Let's visualize our reconstructed pedigree:

In [None]:
try:
    import networkx as nx
    
    # Create a directed graph from the pedigree
    G = nx.DiGraph()
    
    # Add all individuals as nodes
    for individual in reconstructed_pedigree.keys():
        # Add node with different color based on whether it's genotyped (positive ID) or not (negative ID)
        if individual > 0:
            G.add_node(individual, color='lightblue', style='filled')
        else:
            G.add_node(individual, color='lightgray', style='filled')
    
    # Add edges from parents to children
    for child, parents in reconstructed_pedigree.items():
        for parent in parents:
            G.add_edge(parent, child)
    
    # Create a layout for the graph
    pos = nx.spring_layout(G, seed=42)
    
    # Draw the graph
    plt.figure(figsize=(10, 7))
    
    # Draw the nodes with different colors for genotyped vs ungenotyped
    node_colors = ['lightblue' if n > 0 else 'lightgray' for n in G.nodes()]
    nx.draw(G, pos, with_labels=True, node_color=node_colors, 
            node_size=500, arrowsize=20, font_size=12, font_weight='bold')
    
    plt.title("Reconstructed Pedigree from IBD Data")
    plt.show()
except ImportError:
    print("NetworkX is not available for visualization.
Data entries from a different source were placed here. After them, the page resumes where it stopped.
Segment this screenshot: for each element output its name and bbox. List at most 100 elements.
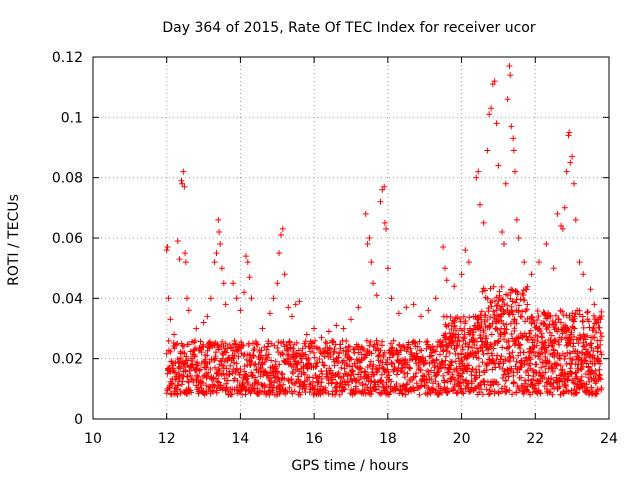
data-point <box>476 389 483 396</box>
data-point <box>377 198 384 205</box>
data-point <box>446 350 453 356</box>
data-point <box>561 204 568 211</box>
data-point <box>266 310 273 317</box>
data-point <box>364 241 371 247</box>
data-point <box>512 168 518 175</box>
data-point <box>163 247 170 254</box>
data-point <box>476 372 483 379</box>
data-point <box>530 373 537 380</box>
data-point <box>580 363 586 370</box>
data-point <box>508 365 515 372</box>
data-point <box>432 295 439 302</box>
data-point <box>196 367 203 374</box>
data-point <box>548 375 555 382</box>
data-point <box>481 381 488 388</box>
data-point <box>293 360 299 367</box>
data-point <box>479 391 486 398</box>
data-point <box>203 382 210 389</box>
data-point <box>524 301 531 308</box>
data-point <box>496 360 503 367</box>
data-point <box>480 329 487 336</box>
data-point <box>528 320 535 327</box>
data-point <box>186 341 192 348</box>
data-point <box>554 210 561 217</box>
data-point <box>534 308 541 314</box>
data-point <box>289 368 296 375</box>
data-point <box>243 253 249 260</box>
data-point <box>521 259 528 266</box>
data-point <box>590 312 597 319</box>
data-point <box>343 338 350 344</box>
data-point <box>597 316 604 323</box>
grid-lines <box>93 57 609 419</box>
data-point <box>490 283 497 290</box>
data-point <box>424 379 430 386</box>
data-point <box>451 384 458 390</box>
data-point <box>584 308 591 315</box>
data-point <box>167 316 174 323</box>
data-point <box>233 365 240 372</box>
data-point <box>375 383 382 390</box>
data-point <box>371 341 378 348</box>
data-point <box>495 162 502 169</box>
data-point <box>585 318 592 325</box>
data-point <box>527 327 534 334</box>
data-point <box>583 381 590 388</box>
data-point <box>403 304 410 311</box>
data-point <box>338 364 345 371</box>
data-point <box>556 341 563 348</box>
data-point <box>473 174 480 181</box>
data-point <box>495 381 502 388</box>
data-point <box>399 390 405 397</box>
data-point <box>588 384 595 391</box>
x-axis-label: GPS time / hours <box>291 458 408 474</box>
data-point <box>483 386 490 393</box>
data-point <box>517 296 524 303</box>
data-point <box>475 355 482 362</box>
data-point <box>419 354 426 361</box>
data-point <box>395 310 402 317</box>
data-point <box>306 344 313 351</box>
data-point <box>251 362 258 369</box>
data-point <box>436 390 443 397</box>
data-point <box>499 344 506 351</box>
data-point <box>506 343 513 350</box>
data-point <box>519 308 526 315</box>
data-point <box>192 367 199 374</box>
data-point <box>566 129 573 136</box>
data-point <box>596 366 603 373</box>
data-point <box>185 378 191 385</box>
data-point <box>562 353 569 359</box>
data-point <box>578 373 585 380</box>
data-point <box>330 338 337 345</box>
data-point <box>547 380 553 387</box>
data-point <box>524 357 531 364</box>
data-point <box>524 336 531 343</box>
data-point <box>291 388 298 395</box>
data-point <box>180 343 187 350</box>
data-point <box>191 353 198 360</box>
data-point <box>200 380 206 386</box>
data-point <box>377 347 384 354</box>
data-point <box>479 347 486 354</box>
data-point <box>388 378 395 385</box>
data-point <box>167 348 174 355</box>
data-point <box>237 307 244 314</box>
data-point <box>289 313 295 320</box>
data-point <box>450 323 457 330</box>
data-point <box>379 338 386 345</box>
data-point <box>465 259 472 266</box>
data-point <box>539 334 546 341</box>
data-point <box>381 183 388 190</box>
data-point <box>331 346 338 353</box>
data-point <box>542 339 549 346</box>
data-point <box>501 241 507 247</box>
data-point <box>319 359 326 366</box>
data-point <box>411 387 418 394</box>
data-point <box>329 339 336 346</box>
data-point <box>219 338 226 345</box>
data-point <box>577 377 584 384</box>
data-point <box>582 336 589 343</box>
data-point <box>507 72 514 79</box>
data-point <box>244 373 251 380</box>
Here's a text representation of the pedigree:")
    print("""     -1  -2         -3  -4
       \  /          \  /
         2            3
           \         /
             \      /
               \   /
                 1
                 |
                 4     
    """)

## Summary

In this lab, we've explored the core pedigree data structures in Bonsai v3 and their associated algorithms:

1. **Core Data Structures**:
   - `up_node_dict`: Maps individuals to their parents
   - `down_node_dict`: Maps individuals to their children

2. **Key Algorithms**:
   - Finding related individuals using `get_rel_set`
   - Discovering relationship paths with `get_all_paths`
   - Determining relationship types with `get_simple_rel_tuple`
   - Re-rooting pedigrees with `re_root_up_node_dict`
   - Identifying common ancestors with `get_common_anc_set`
   - Working with genotyped/ungenotyped individuals using `get_gt_id_set`
   - Finding pedigree founders with `get_founder_set`

3. **Pedigree Manipulation**:
   - Adding parents with `add_parent`
   - Building and modifying pedigree structures

4. **Practical Application**:
   - Building simple pedigrees from IBD data
   - Visualizing pedigree structures

These data structures and algorithms form the foundation of Bonsai v3's pedigree reconstruction capabilities, enabling efficient representation, manipulation, and analysis of family relationships.